Florence Foster Jenkins was a wealthy heiress and socialite who was highly active in the New York City music scene throughout the first half of the 20th Century. A founder or member of dozens of women’s clubs, she leveraged her position to put on many private concerts and recitals featuring herself. They had to be private, because only her friends/hangers-on would accept her uniquely terrible voice (don’t take my word for it; listen for yourself). The film focuses on her common-law husband, St. Claire Bayfield (Hugh Grant), as he scrambles to arrange such events while sheltering her from the harsh voices of reality. To this end, he enlists pianist Cosme McMoon (Simon Helberg) as her professional accompanist, much to McMoon’s constant bafflement. The plot thickens as private recordings of Florence singing leak to the outside, and culminates in her only public concert — at Carnegie Hall, no less. Imagine how many supremely talented musicians dreamed their whole lives of such a thing, but died in obscurity for one reason or another, while a singularly talentless woman got to do it solely because she was rich.
Of course, Florence Foster Jenkins has harsh words for any parade-rainers who would bring this up. Bayfield righteously lambastes a critic walking out of one performance, declaring that Jenkins has done more for music than anyone else in the city and thus “deserves” to be humored by thousands of people. Then he offers the critic hundreds of dollars in hush money, which is denied. (Mind you, this is in the midst of the belt-tightened homefront of World War II. This is the most heroic critic character who’s vilified by their film since Birdman.) If this were a stealth critique of capitalism delivered via a parody “inspirational” film, it’d be brilliant. The movie itself urges us to give Jenkins a break because she’s lived with syphilis for 50 years and just loves music so much, so come on, why be mean to her? (And then it has Streep screech out a particularly horrid stretch. This movie’s treatment of its lead is ridiculously schizoid.)

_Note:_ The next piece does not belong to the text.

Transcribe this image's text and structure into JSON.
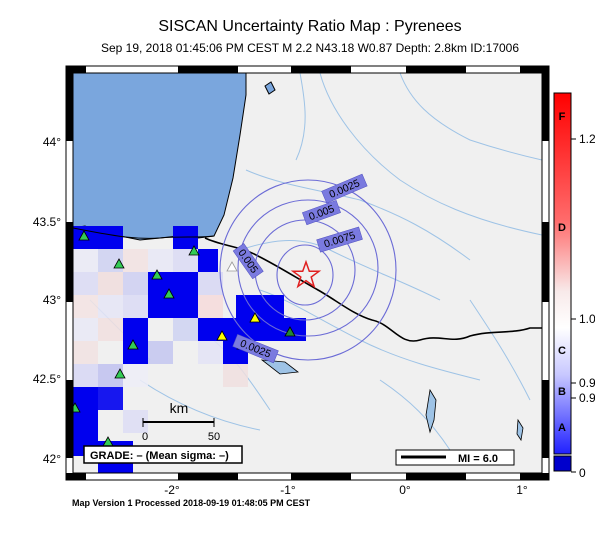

While I don’t believe in criticizing any based-on-a-true-story film for its historical inaccuracies, I do think it’s worthwhile to question what it says through what it changes from the facts. In real life, Jenkins seems to have been fully aware of her own, ahem, “limitations,” since she had an active role in hosting her concerts, ensuring they were invitation-only, and paying off willing critics while keeping real critics out. This is a far cry from Streep’s pure, guileless heroine in this film. It also hefts all of the actual story-driving actions onto Bayfield, leaving Jenkins more of a plot device than anything else. When, in Bayfield’s absence, she and McMoon make their own recordings, it comes across less like her seizing initiative in her life and more like an unchecked force of nature inevitably taking its course. Rather than rehabilitating her image, this is actually insulting to her agency as a human being.
So Grant is the true lead here, and to his credit, he turns in what’s probably his best performance since About a Boy. The movie makes a generally half-baked attempt to imitate ‘40s Hollywood, and Grant is the only element that feels truly old-fashioned. He’s full-throated in his alternately assured and soulful masculinity. Meanwhile, it’s not entirely clear just what Helberg is trying to do. His McMoon’s restrained, high-voiced giggliness often makes him seem more like a serial killer trying desperately to keep from stabbing everyone else in the room than anything else. Nina Arianda is also in there as a moll with a thick-ass Noo Yawker accent, so that’s great. Rebecca Ferguson is also in there. Yes, she is certainly in there. Reading lines. Performing actions. Expressing emotion. Certainly in there.
Florence Foster Jenkins is nice, but only in the way that any undeservedly wealthy person considers themselves “nice” when they give a pittance to charity while sheltering as much as possible from the IRS and spending extravagantly on themselves. Absurdly, the movie presents her giving away tickets for her public concert to a thousand soldiers as some kind of heroic act, even as it presents said soldiers as a mob of drunken louts who only gain solace from her performance via ironic appreciation. Her famous quote, “People may say I can’t sing, but no one can ever say I didn’t sing,” is a rallying cry for moneyed mediocrity everywhere. Defy it.
Florence Foster Jenkins opens nationwide on Friday, August 12.